Evaluation and Development of a Stochastic Precipitation Model
Jim Hughes, Peter Guttorp
We consider the use of stochastic models of precipitation in assessing climate variability and climate change and in downscaling (doing sub-grid scale simulation) of general circulation models of global climate. Technically, our method involves fitting non-stationary hidden Markov models to sequences of multi-station precipitation data. The states of the model are identified as "weather states'' and daily observations from atmospheric fields drive the transitions between weather states.
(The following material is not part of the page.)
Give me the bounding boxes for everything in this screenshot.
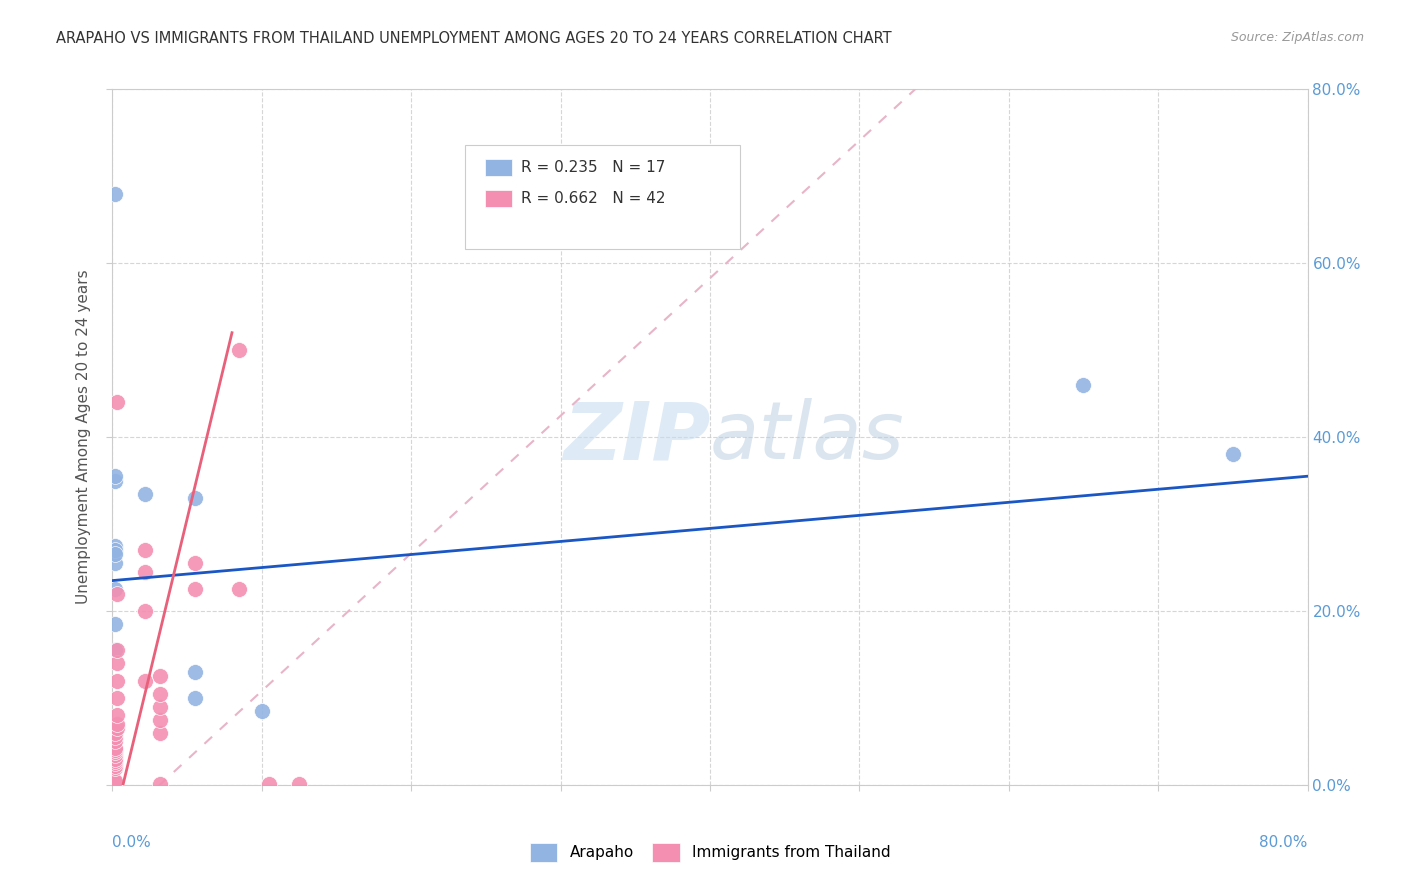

Thus far, assessment of fitted non-stationary hidden Markov models has involved comparison of model simulated rainfall statistics to historical rainfall statistics. Another approach to the assessment of such models is to compare precipitation probability forecasts based on the model to the forecasts made by meteorologists. To generate forecasts with the NHMM we would utilize recent rainfall history and forecast atmospheric field data. We propose to do such a comparison. We also intend to compare our forecasts to some produced by direct meteorological weather state models that have been developed in Atmospheric Sciences.

One of the important aspects of the fitting of this type of modelsis the choice of the number of weather states. This can be done using Bayes factor computations, but these require sophisticated numerical schemes to be evaluated. We have so far limited our selection procedures to the Bayes Information Criterion, which is a crude approximation to the Bayes factor. We therefore propose to develop algorithms for computing Bayes factors in this type of models. We will compare the efficacy of the Bayes Information Criterion to the use of Bayes factors with simulation studies.

While probability forecasting of precipitation is a useful tool, it is equally important to be able to include amounts in the model. Current methods in this context use resampling or modeling of amounts conditional upon the estimated weather state and the simulated occurrence pattern. A more natural approach is to include a spatial model for amounts directly into the fitting procedure (rather than first fitting a model for precipitation occurrence, and then a subsequent model for amounts, given that precipitation occurs). We propose to develop such a model.

LOCAL CONNECTIONS: This work is closely connected to the NSF project "Atmospheric Sciences and Statistics" with co-investigators from Statistics, Biostatistics, Applied Physics Laboratory, and Atmospheric Sciences. It is also closely connected to Dennis Lettenmaier's EPA-funded research on climate model assessment.